Does NCCL run on that system at all? E.g., have you been able to run some of the NCCL tests like all_reduce_perf
to a successful completion?
Thanks! I increased the timeout and will give it another try with NCCL_DEBUG=WARN. I'll also run NCCL test. It's a fresh machine where NCCL is newly installed, so maybe there's something wrong with the NCCL setup?
i meet the same problem
My suggestion is to try to set the environment variables of NCCL. For example, export NCCL_SOCKET_IFNAME=eth0 (eth0 is the network card number corresponding to the IP to be used, as found through ifconfig). And export NCCL_P2P_DISABLE=1 (I solved the problem after setting this). If it still doesn't work, you can try the environment variable settings mentioned in other answers.
Thanks!
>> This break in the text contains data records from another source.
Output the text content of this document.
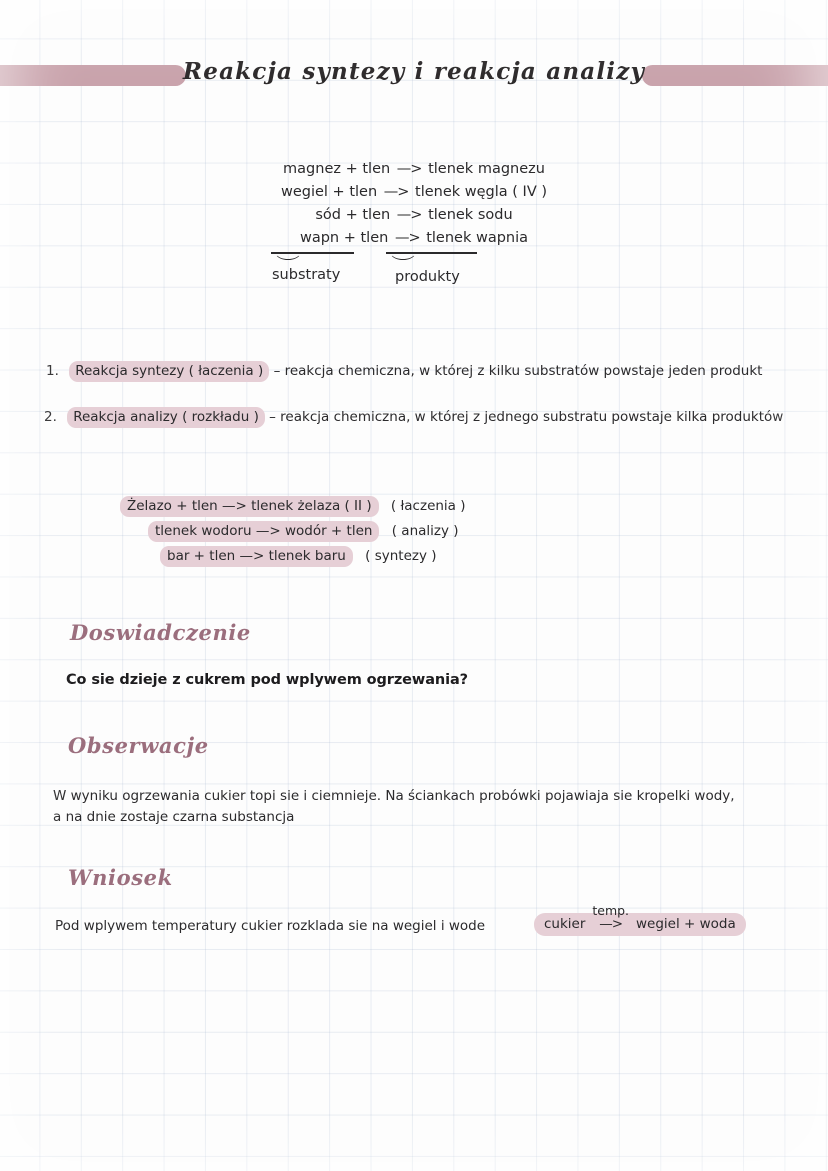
Reakcja syntezy i reakcja analizy
magnez + tlen —> tlenek magnezu
wegiel + tlen —> tlenek węgla ( IV )
sód + tlen —> tlenek sodu
wapn + tlen —> tlenek wapnia
︶	︶
substraty	produkty
1. Reakcja syntezy ( łaczenia ) – reakcja chemiczna, w której z kilku substratów powstaje jeden produkt
2. Reakcja analizy ( rozkładu ) – reakcja chemiczna, w której z jednego substratu powstaje kilka produktów
Żelazo + tlen —> tlenek żelaza ( II ) ( łaczenia )
tlenek wodoru —> wodór + tlen ( analizy )
bar + tlen —> tlenek baru ( syntezy )
Doswiadczenie
Co sie dzieje z cukrem pod wplywem ogrzewania?
Obserwacje
W wyniku ogrzewania cukier topi sie i ciemnieje. Na ściankach probówki pojawiaja sie kropelki wody,
a na dnie zostaje czarna substancja
Wniosek
Pod wplywem temperatury cukier rozklada sie na wegiel i wode	cukier
temp.
—> wegiel + woda
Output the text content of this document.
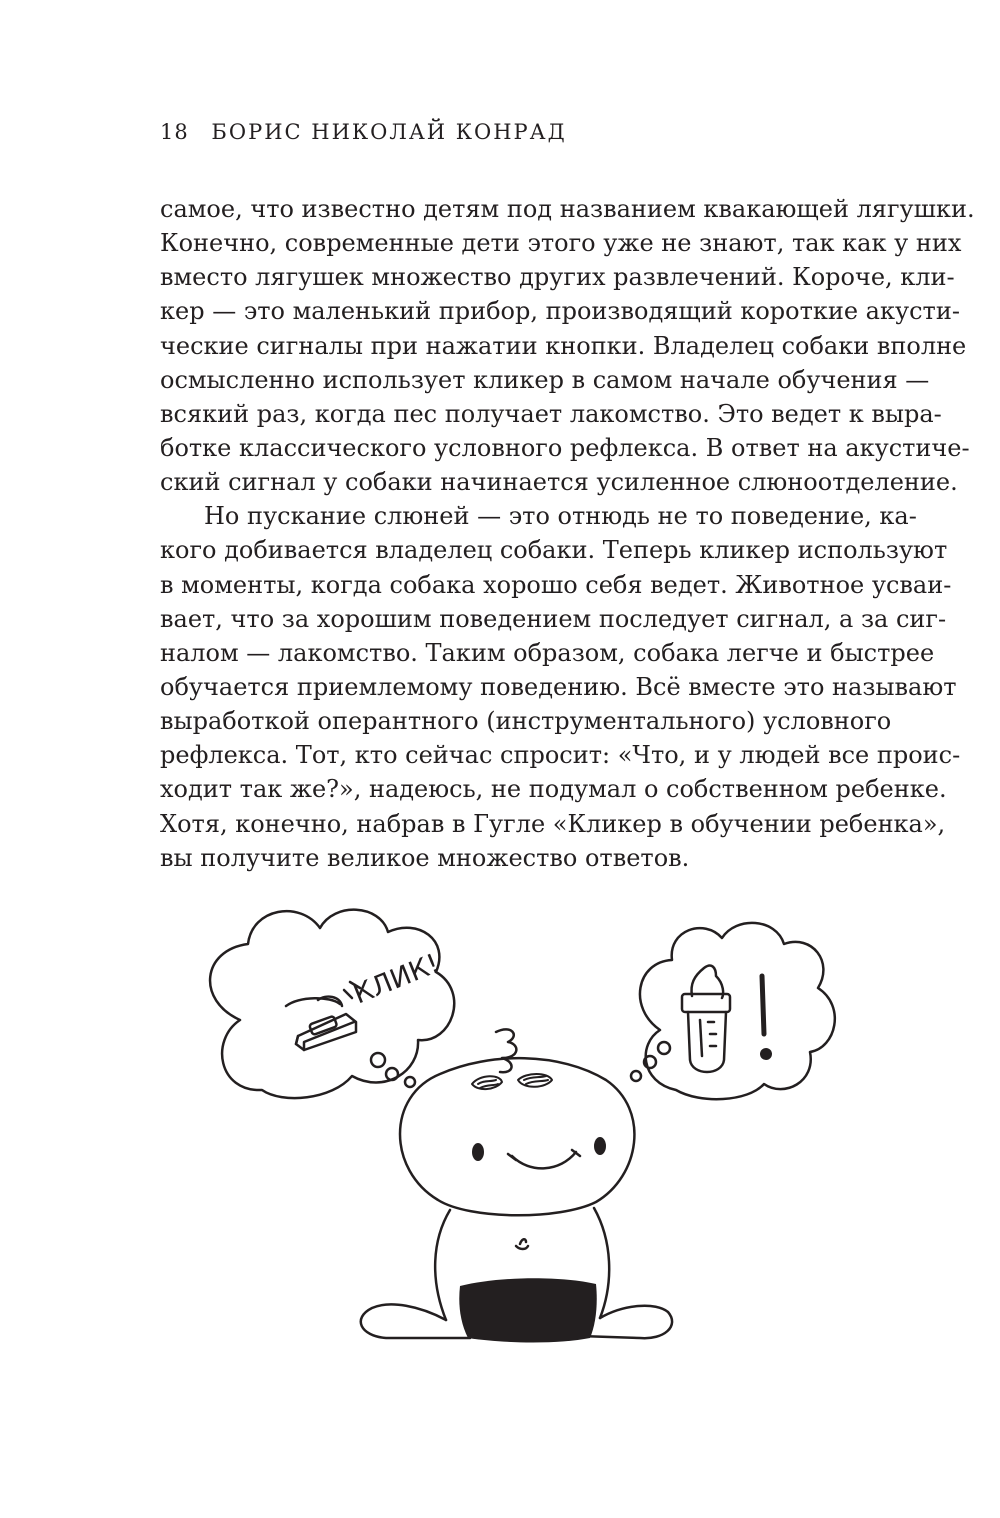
18 БОРИС НИКОЛАЙ КОНРАД
самое, что известно детям под названием квакающей лягушки.
Конечно, современные дети этого уже не знают, так как у них
вместо лягушек множество других развлечений. Короче, кли-
кер — это маленький прибор, производящий короткие акусти-
ческие сигналы при нажатии кнопки. Владелец собаки вполне
осмысленно использует кликер в самом начале обучения —
всякий раз, когда пес получает лакомство. Это ведет к выра-
ботке классического условного рефлекса. В ответ на акустиче-
ский сигнал у собаки начинается усиленное слюноотделение.
Но пускание слюней — это отнюдь не то поведение, ка-
кого добивается владелец собаки. Теперь кликер используют
в моменты, когда собака хорошо себя ведет. Животное усваи-
вает, что за хорошим поведением последует сигнал, а за сиг-
налом — лакомство. Таким образом, собака легче и быстрее
обучается приемлемому поведению. Всё вместе это называют
выработкой оперантного (инструментального) условного
рефлекса. Тот, кто сейчас спросит: «Что, и у людей все проис-
ходит так же?», надеюсь, не подумал о собственном ребенке.
Хотя, конечно, набрав в Гугле «Кликер в обучении ребенка»,
вы получите великое множество ответов.
КЛИК!	!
I increased the timeout and will give it another try with NCCL_DEBUG=WARN. I'll also run NCCL test. It's a fresh machine where NCCL is newly installed, so maybe there's something wrong with the NCCL setup?
Hi, how do you increase the timeout?
Hi, I'm having this issue: Watchdog caught collective operation timeout: WorkNCCL(SeqNum=80078...) ran for 600026 milliseconds before timing out
The code I'm running is a VQGAN training script. Parallelism is done with accelerate. This issue happens at the end of each epoch. We believe it's the problem of the environment setup, as the code could run on another machine without any problem
environment: Ubuntu 20 nvcc: NVIDIA (R) Cuda compiler driver Copyright (c) 2005-2024 NVIDIA Corporation Built on Fri_Jun_14_16:34:21_PDT_2024 Cuda compilation tools, release 12.6, V12.6.20 Build cuda_12.6.r12.6/compiler.34431801_0
full log
Can anyone help me with it?